DeepScore is purposefully targeting markets where information about customers is hard to come by. Ogino said “any algorithm is not 100 percent accurate,” but the goal is to bring loan opportunities and insurance to people who would otherwise be excluded because businesses have no way to determine whether they’re low- or high-risk. Its possible uses involve life-or-death decisions.

One slide in the company’s pitch deck describes a use case for insurers: to detect “if [an applicant is] diagnosed with cancer but hiding it since it’s at an early stage.” Should the app detect that the applicant replied dishonestly to one of 10 questions, it could trigger “fee increases or additional examinations.

A slide presentation from DeepScore, showing how the app scores prospective borrowers based on voice patterns and facial movements.

A slide presentation from DeepScore, showing how the app scores prospective borrowers based on voice patterns and facial movements.

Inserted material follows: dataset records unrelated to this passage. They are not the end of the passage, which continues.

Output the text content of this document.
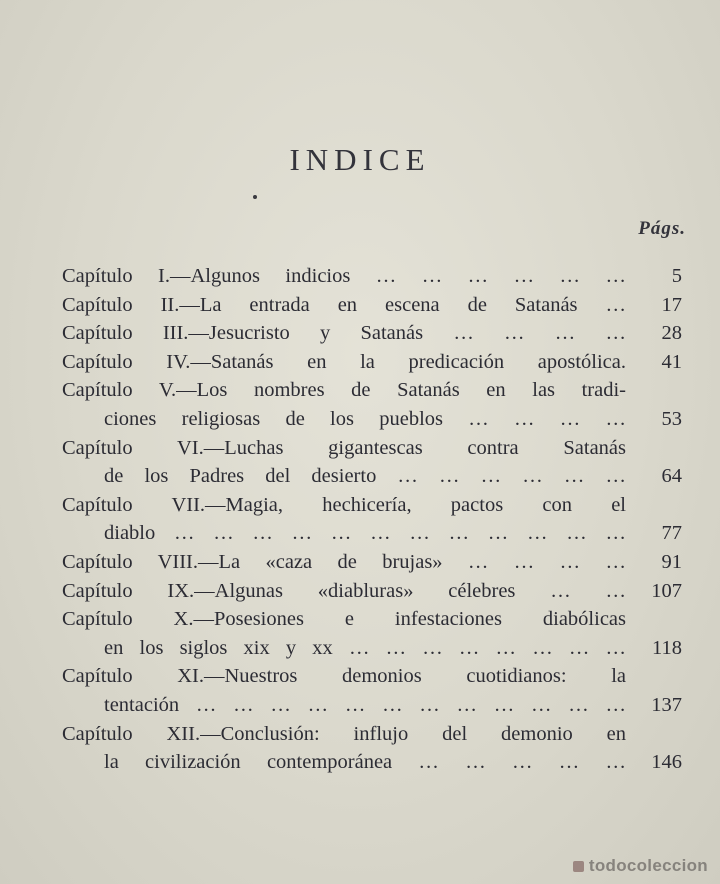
INDICE
Págs.
Capítulo I.—Algunos indicios … … … … … …	5
Capítulo II.—La entrada en escena de Satanás …	17
Capítulo III.—Jesucristo y Satanás … … … …	28
Capítulo IV.—Satanás en la predicación apostólica.	41
Capítulo V.—Los nombres de Satanás en las tradi-
ciones religiosas de los pueblos … … … …	53
Capítulo VI.—Luchas gigantescas contra Satanás
de los Padres del desierto … … … … … …	64
Capítulo VII.—Magia, hechicería, pactos con el
diablo … … … … … … … … … … … …	77
Capítulo VIII.—La «caza de brujas» … … … …	91
Capítulo IX.—Algunas «diabluras» célebres … …	107
Capítulo X.—Posesiones e infestaciones diabólicas
en los siglos xix y xx … … … … … … … …	118
Capítulo XI.—Nuestros demonios cuotidianos: la
tentación … … … … … … … … … … … …	137
Capítulo XII.—Conclusión: influjo del demonio en
la civilización contemporánea … … … … …	146
todocoleccion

The privacy implications of DeepScore are vast. Ioannis Kouvakas, a legal officer for Privacy International, reviewed the company’s slide deck and told Motherboard he didn’t believe it would be able to legally operate in the European Union due to the bloc’s General Data Protection Regulation (GDPR). Some of the countries in which DeepScore says it has active customers, such as Indonesia and Vietnam, do not yet have comprehensive data protection laws in place.

DeepScore doesn’t have a privacy policy listed on its website. Ogino said prospective borrowers or policy seekers can choose not to use the service or find another institution to work with.

“It’s very easy to claim that you rely on consent, but there is a very unfair balance of power,” Kouvakas said. “It’s really hard to say no to the person deciding whether you’re getting [your money] or not next month.”